Tuesday, June 24, 2008

Amazon eMusic, eVideo, eBooks

Amazon continues to make much noise in the media space and it’s interesting that its not just focused on books or the Kindle.



The Telegraph is reporting that Amazon.co.uk is preparing to launch its DRM free Amazon MP3 service in 2008 in the UK. This will clearly go head to head with iTunes, HMV and Play.com. The DRM free and Amazon pricing will appeal to many and increase the movement towards a DRM free market.

Amazon.com has moved onto streaming video and has announced a new service that is to come on-stream in the next few weeks. The will be based on an a la carte for pay , scheme and again is firmly focused at competing with the likes of Apple in the growing digital marketplace.

We then return to where it all started – books and Bezos’s biggest adventure, the Kindle.
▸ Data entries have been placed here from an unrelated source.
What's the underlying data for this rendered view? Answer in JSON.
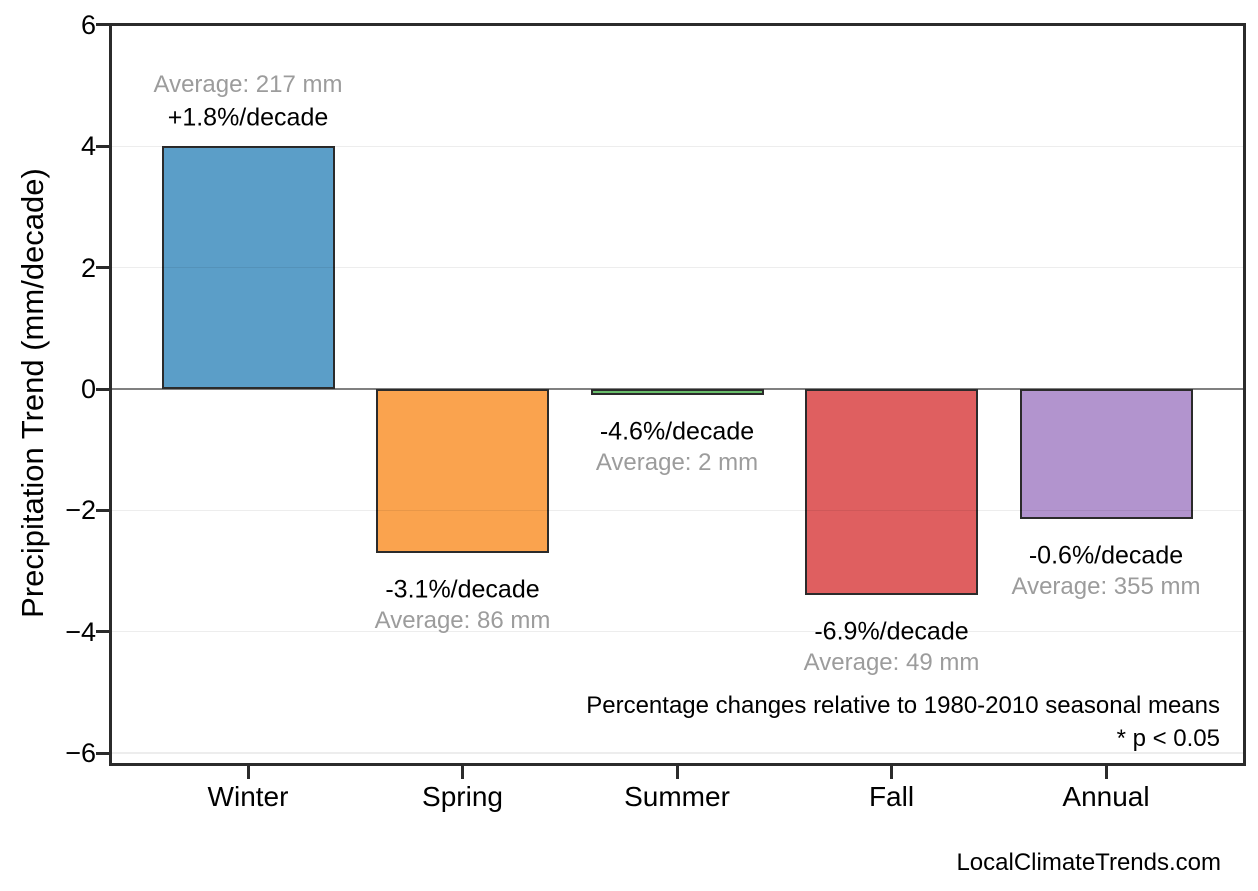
{
  "page": {
    "background": "#ffffff"
  },
  "colors": {
    "frame": "#2b2b2b",
    "bar_border": "#2b2b2b",
    "zero_line": "#808080",
    "grid_line": "rgba(0,0,0,0.07)",
    "tick": "#2b2b2b",
    "text_black": "#000000",
    "text_gray": "#9c9c9c"
  },
  "chart_data": {
    "type": "bar",
    "title": "",
    "ylabel": "Precipitation Trend (mm/decade)",
    "xlabel": "",
    "ylim": [
      -6,
      6
    ],
    "grid": "horizontal light-gray lines every 2 units; solid gray line at 0",
    "legend_visible": false,
    "yticks": [
      {
        "value": 6,
        "label": "6"
      },
      {
        "value": 4,
        "label": "4"
      },
      {
        "value": 2,
        "label": "2"
      },
      {
        "value": 0,
        "label": "0"
      },
      {
        "value": -2,
        "label": "−2"
      },
      {
        "value": -4,
        "label": "−4"
      },
      {
        "value": -6,
        "label": "−6"
      }
    ],
    "gridline_values": [
      4,
      2,
      -2,
      -4,
      -6
    ],
    "categories": [
      "Winter",
      "Spring",
      "Summer",
      "Fall",
      "Annual"
    ],
    "bars": [
      {
        "category": "Winter",
        "trend_mm_per_decade": 4.0,
        "percent_per_decade": 1.8,
        "average_mm": 217,
        "percent_label": "+1.8%/decade",
        "average_label": "Average: 217 mm",
        "color": "#5B9EC8"
      },
      {
        "category": "Spring",
        "trend_mm_per_decade": -2.7,
        "percent_per_decade": -3.1,
        "average_mm": 86,
        "percent_label": "-3.1%/decade",
        "average_label": "Average: 86 mm",
        "color": "#FAA34E"
      },
      {
        "category": "Summer",
        "trend_mm_per_decade": -0.1,
        "percent_per_decade": -4.6,
        "average_mm": 2,
        "percent_label": "-4.6%/decade",
        "average_label": "Average: 2 mm",
        "color": "#69BD6B"
      },
      {
        "category": "Fall",
        "trend_mm_per_decade": -3.4,
        "percent_per_decade": -6.9,
        "average_mm": 49,
        "percent_label": "-6.9%/decade",
        "average_label": "Average: 49 mm",
        "color": "#DF5F60"
      },
      {
        "category": "Annual",
        "trend_mm_per_decade": -2.15,
        "percent_per_decade": -0.6,
        "average_mm": 355,
        "percent_label": "-0.6%/decade",
        "average_label": "Average: 355 mm",
        "color": "#B294CE"
      }
    ],
    "annotations": {
      "note": "Percentage changes relative to 1980-2010 seasonal means",
      "significance": "* p < 0.05"
    }
  },
  "footer": {
    "brand": "LocalClimateTrends.com"
  }
}
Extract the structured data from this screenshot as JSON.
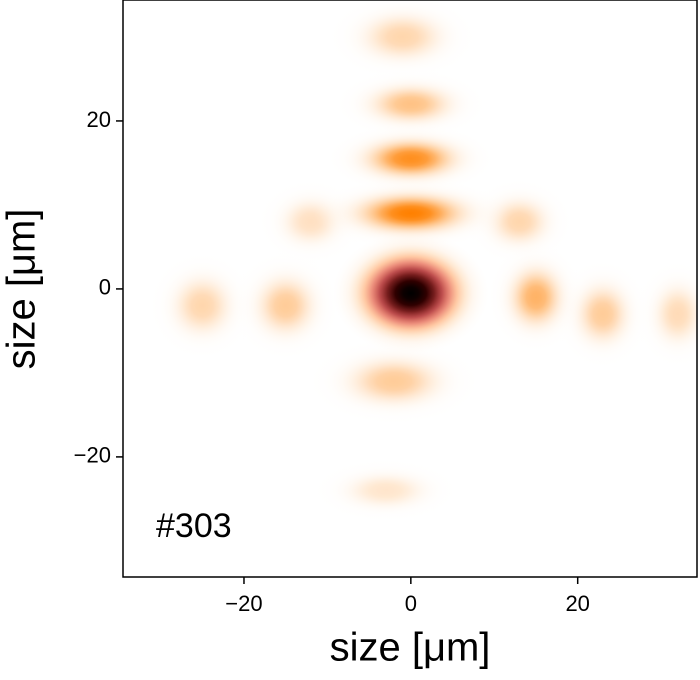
{
  "chart_data": {
    "type": "heatmap",
    "colormap": "gist_heat_r",
    "xlabel": "size [μm]",
    "ylabel": "size [μm]",
    "annotation": "#303",
    "xlim": [
      -34.5,
      34.3
    ],
    "ylim": [
      -34.3,
      34.4
    ],
    "xticks": [
      {
        "value": -20,
        "label": "−20"
      },
      0,
      20
    ],
    "yticks": [
      {
        "value": -20,
        "label": "−20"
      },
      0,
      20
    ],
    "spots": {
      "x": [
        0,
        0,
        0,
        0,
        -1,
        -2,
        -3,
        15,
        23,
        -15,
        -25,
        13,
        -12,
        32
      ],
      "y": [
        -0.5,
        9,
        15.5,
        22,
        30,
        -11,
        -24,
        -1,
        -3,
        -2,
        -2,
        8,
        8,
        -3
      ],
      "values": [
        1,
        0.25,
        0.22,
        0.12,
        0.08,
        0.1,
        0.05,
        0.15,
        0.1,
        0.1,
        0.08,
        0.08,
        0.06,
        0.07
      ],
      "sx": [
        3.6,
        4.5,
        3.8,
        3.5,
        3.5,
        4,
        3.5,
        2.2,
        2.2,
        2.5,
        2.5,
        2.5,
        2.5,
        2
      ],
      "sy": [
        2.8,
        1.6,
        1.6,
        1.6,
        2,
        2,
        1.5,
        2.5,
        2.5,
        2.5,
        2.5,
        2,
        2,
        2.5
      ]
    }
  }
}
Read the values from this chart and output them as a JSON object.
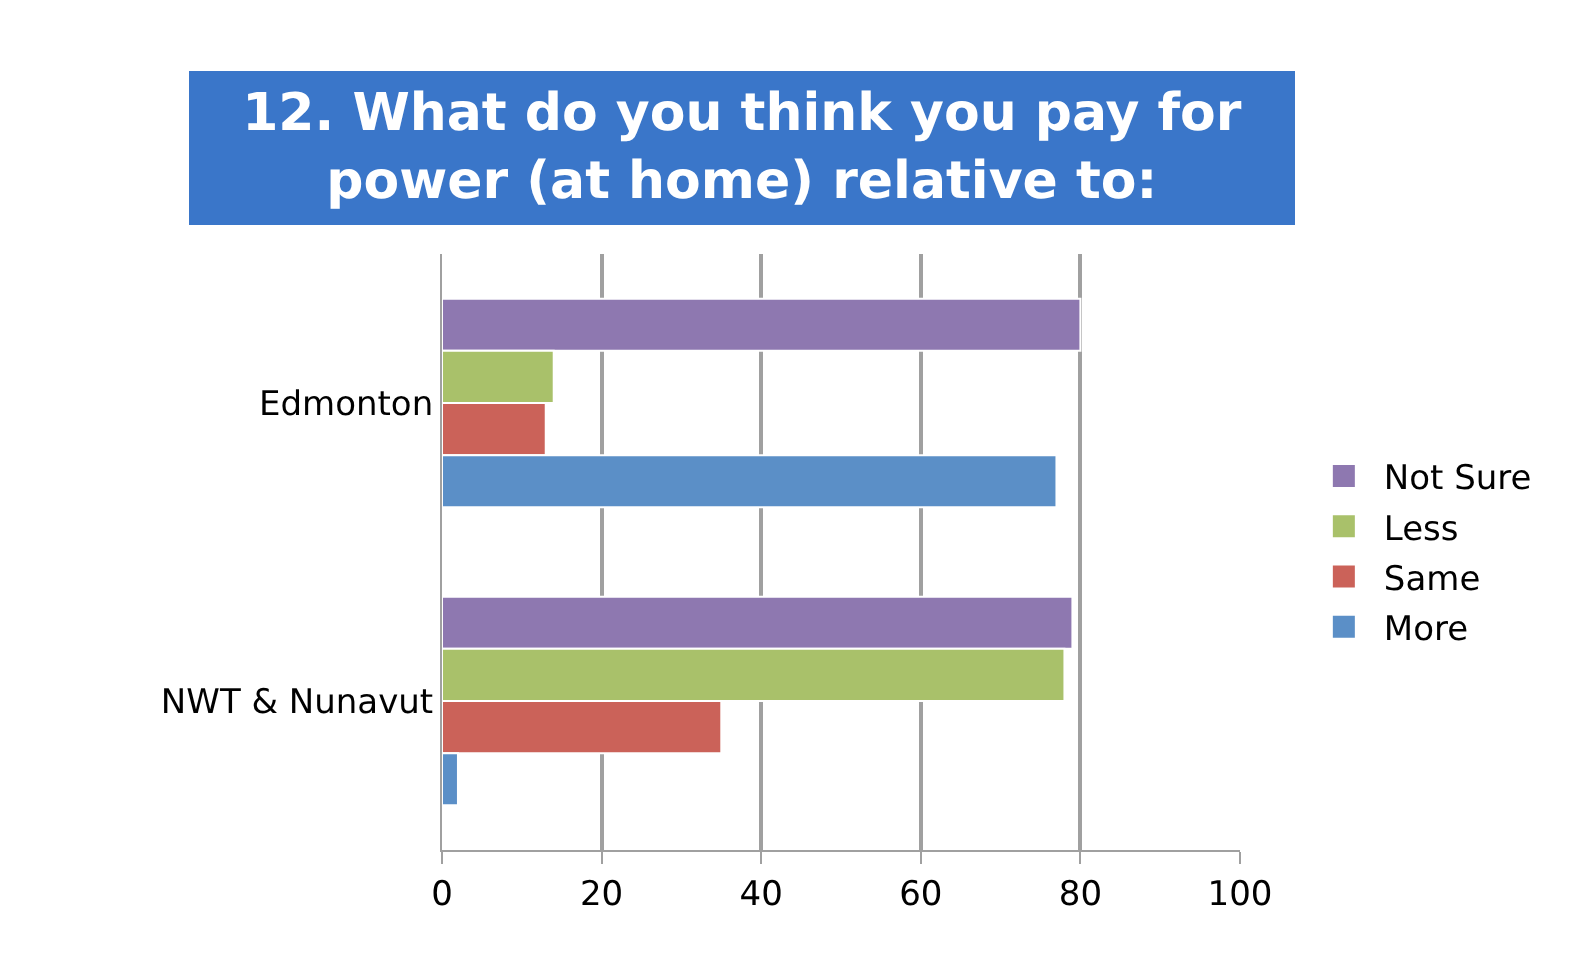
{
  "chart_data": {
    "type": "bar",
    "orientation": "horizontal",
    "title": "12. What do you think you pay for\npower (at home) relative to:",
    "categories": [
      "Edmonton",
      "NWT & Nunavut"
    ],
    "series": [
      {
        "name": "Not Sure",
        "color": "#8e78b0",
        "values": [
          80,
          79
        ]
      },
      {
        "name": "Less",
        "color": "#a9c16a",
        "values": [
          14,
          78
        ]
      },
      {
        "name": "Same",
        "color": "#cb6259",
        "values": [
          13,
          35
        ]
      },
      {
        "name": "More",
        "color": "#5b8fc7",
        "values": [
          77,
          2
        ]
      }
    ],
    "xlim": [
      0,
      100
    ],
    "xticks": [
      0,
      20,
      40,
      60,
      80,
      100
    ],
    "grid": "x",
    "legend": "right"
  }
}
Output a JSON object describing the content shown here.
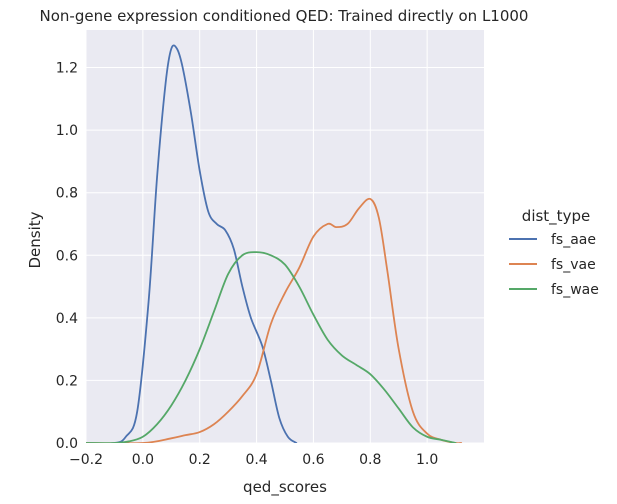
{
  "chart_data": {
    "type": "line",
    "title": "Non-gene expression conditioned  QED: Trained directly on L1000",
    "xlabel": "qed_scores",
    "ylabel": "Density",
    "xlim": [
      -0.2,
      1.2
    ],
    "ylim": [
      0.0,
      1.32
    ],
    "xticks": [
      "−0.2",
      "0.0",
      "0.2",
      "0.4",
      "0.6",
      "0.8",
      "1.0"
    ],
    "xtick_values": [
      -0.2,
      0.0,
      0.2,
      0.4,
      0.6,
      0.8,
      1.0
    ],
    "yticks": [
      "0.0",
      "0.2",
      "0.4",
      "0.6",
      "0.8",
      "1.0",
      "1.2"
    ],
    "ytick_values": [
      0.0,
      0.2,
      0.4,
      0.6,
      0.8,
      1.0,
      1.2
    ],
    "background": "#eaeaf2",
    "legend": {
      "title": "dist_type",
      "placement": "right"
    },
    "series": [
      {
        "name": "fs_aae",
        "color": "#4c72b0",
        "x": [
          -0.2,
          -0.1,
          -0.06,
          -0.02,
          0.02,
          0.05,
          0.08,
          0.1,
          0.12,
          0.14,
          0.17,
          0.2,
          0.23,
          0.26,
          0.29,
          0.32,
          0.35,
          0.38,
          0.42,
          0.45,
          0.48,
          0.51,
          0.54
        ],
        "values": [
          0.0,
          0.0,
          0.02,
          0.1,
          0.45,
          0.85,
          1.15,
          1.26,
          1.26,
          1.2,
          1.05,
          0.87,
          0.74,
          0.7,
          0.68,
          0.62,
          0.5,
          0.4,
          0.31,
          0.2,
          0.08,
          0.02,
          0.0
        ]
      },
      {
        "name": "fs_vae",
        "color": "#dd8452",
        "x": [
          -0.2,
          0.0,
          0.1,
          0.15,
          0.2,
          0.25,
          0.3,
          0.35,
          0.4,
          0.45,
          0.5,
          0.55,
          0.6,
          0.65,
          0.68,
          0.72,
          0.76,
          0.8,
          0.83,
          0.86,
          0.9,
          0.95,
          1.0,
          1.05,
          1.1,
          1.12
        ],
        "values": [
          0.0,
          0.0,
          0.015,
          0.025,
          0.035,
          0.06,
          0.1,
          0.15,
          0.22,
          0.38,
          0.48,
          0.56,
          0.66,
          0.7,
          0.69,
          0.7,
          0.75,
          0.78,
          0.72,
          0.55,
          0.3,
          0.1,
          0.03,
          0.01,
          0.0,
          0.0
        ]
      },
      {
        "name": "fs_wae",
        "color": "#55a868",
        "x": [
          -0.2,
          -0.1,
          -0.05,
          0.0,
          0.05,
          0.1,
          0.15,
          0.2,
          0.25,
          0.3,
          0.35,
          0.4,
          0.45,
          0.5,
          0.55,
          0.6,
          0.65,
          0.7,
          0.75,
          0.8,
          0.85,
          0.9,
          0.95,
          1.0,
          1.05,
          1.1
        ],
        "values": [
          0.0,
          0.0,
          0.005,
          0.02,
          0.06,
          0.12,
          0.2,
          0.3,
          0.42,
          0.54,
          0.6,
          0.61,
          0.6,
          0.57,
          0.5,
          0.41,
          0.33,
          0.28,
          0.25,
          0.22,
          0.17,
          0.11,
          0.05,
          0.02,
          0.01,
          0.0
        ]
      }
    ]
  }
}
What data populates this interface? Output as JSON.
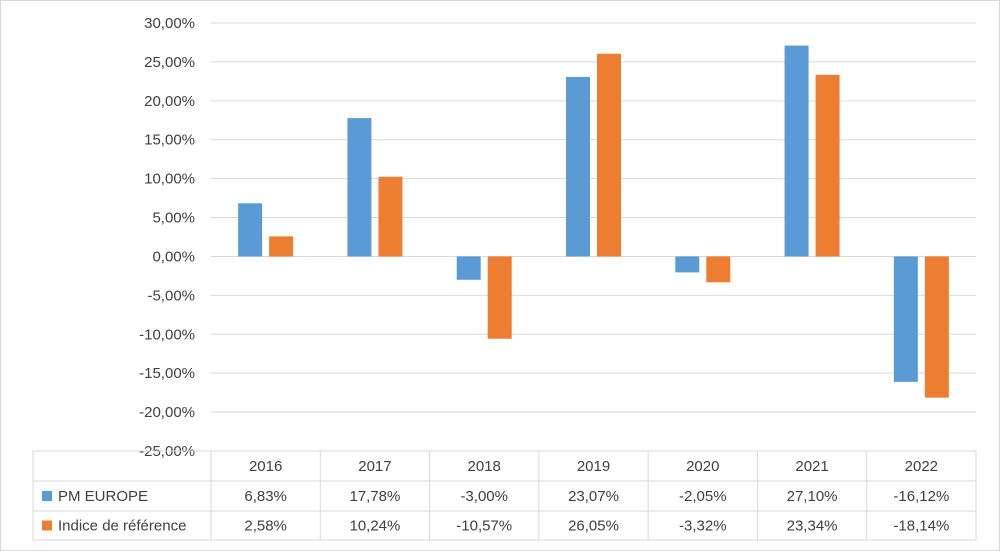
{
  "chart_data": {
    "type": "bar",
    "categories": [
      "2016",
      "2017",
      "2018",
      "2019",
      "2020",
      "2021",
      "2022"
    ],
    "series": [
      {
        "name": "PM EUROPE",
        "color": "#5b9bd5",
        "values": [
          6.83,
          17.78,
          -3.0,
          23.07,
          -2.05,
          27.1,
          -16.12
        ],
        "labels": [
          "6,83%",
          "17,78%",
          "-3,00%",
          "23,07%",
          "-2,05%",
          "27,10%",
          "-16,12%"
        ]
      },
      {
        "name": "Indice de référence",
        "color": "#ed7d31",
        "values": [
          2.58,
          10.24,
          -10.57,
          26.05,
          -3.32,
          23.34,
          -18.14
        ],
        "labels": [
          "2,58%",
          "10,24%",
          "-10,57%",
          "26,05%",
          "-3,32%",
          "23,34%",
          "-18,14%"
        ]
      }
    ],
    "ylim": [
      -25,
      30
    ],
    "ytick_values": [
      30,
      25,
      20,
      15,
      10,
      5,
      0,
      -5,
      -10,
      -15,
      -20,
      -25
    ],
    "ytick_labels": [
      "30,00%",
      "25,00%",
      "20,00%",
      "15,00%",
      "10,00%",
      "5,00%",
      "0,00%",
      "-5,00%",
      "-10,00%",
      "-15,00%",
      "-20,00%",
      "-25,00%"
    ],
    "grid": true,
    "legend": "data table"
  }
}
Everyone is talking it up or has an opinion on it and today, it only has one serious contender, the Sony Reader. So it’s a two horse race to capture both market and the hearts and minds of the consumer. Or is it? Amazon has clearly got the edge over Sony and Adobe when it comes to getting content and has increased its etitles to some 125,000 whilst its competition lags someway behind. But how do we go from 125,000 to millions? How do we make ebooks ubiquitous? Amazon is in the best place to pull the publishers through the hedge but its not just publishers, authors and rights. Today’s devices are still in their development phase with respect to eInk. We still do not have colour and the devices themselves remind one of the mobile phone ‘bricks’ we saw in the early 80s.


So it was interesting to read in The Washington Post that Pacific Crest analyst Steve Weinstein predicts that global e-book sales at Amazon could reach $2.5 billion by the year 2012. He also assumes that based on this that Amazon’s bottom line benefit will grow with the increased margins and cost reductions available through digital sales.

We have all heard wild predictions on digital media. The predictions themselves are unimportant but what is important is the clear drive towards digital content across all media that can then be rendered and serviced through both existing physical formats and channels, or new digital ones. Music is starting to tackle the thorny issue of DRM, video the delivery channel and books the fact that we still don’t have the content digitised and available when the market is starting to waken! Amazon appears to be nicely positioned to globally control all three channels and is positioning itself as the one stop shop yet again.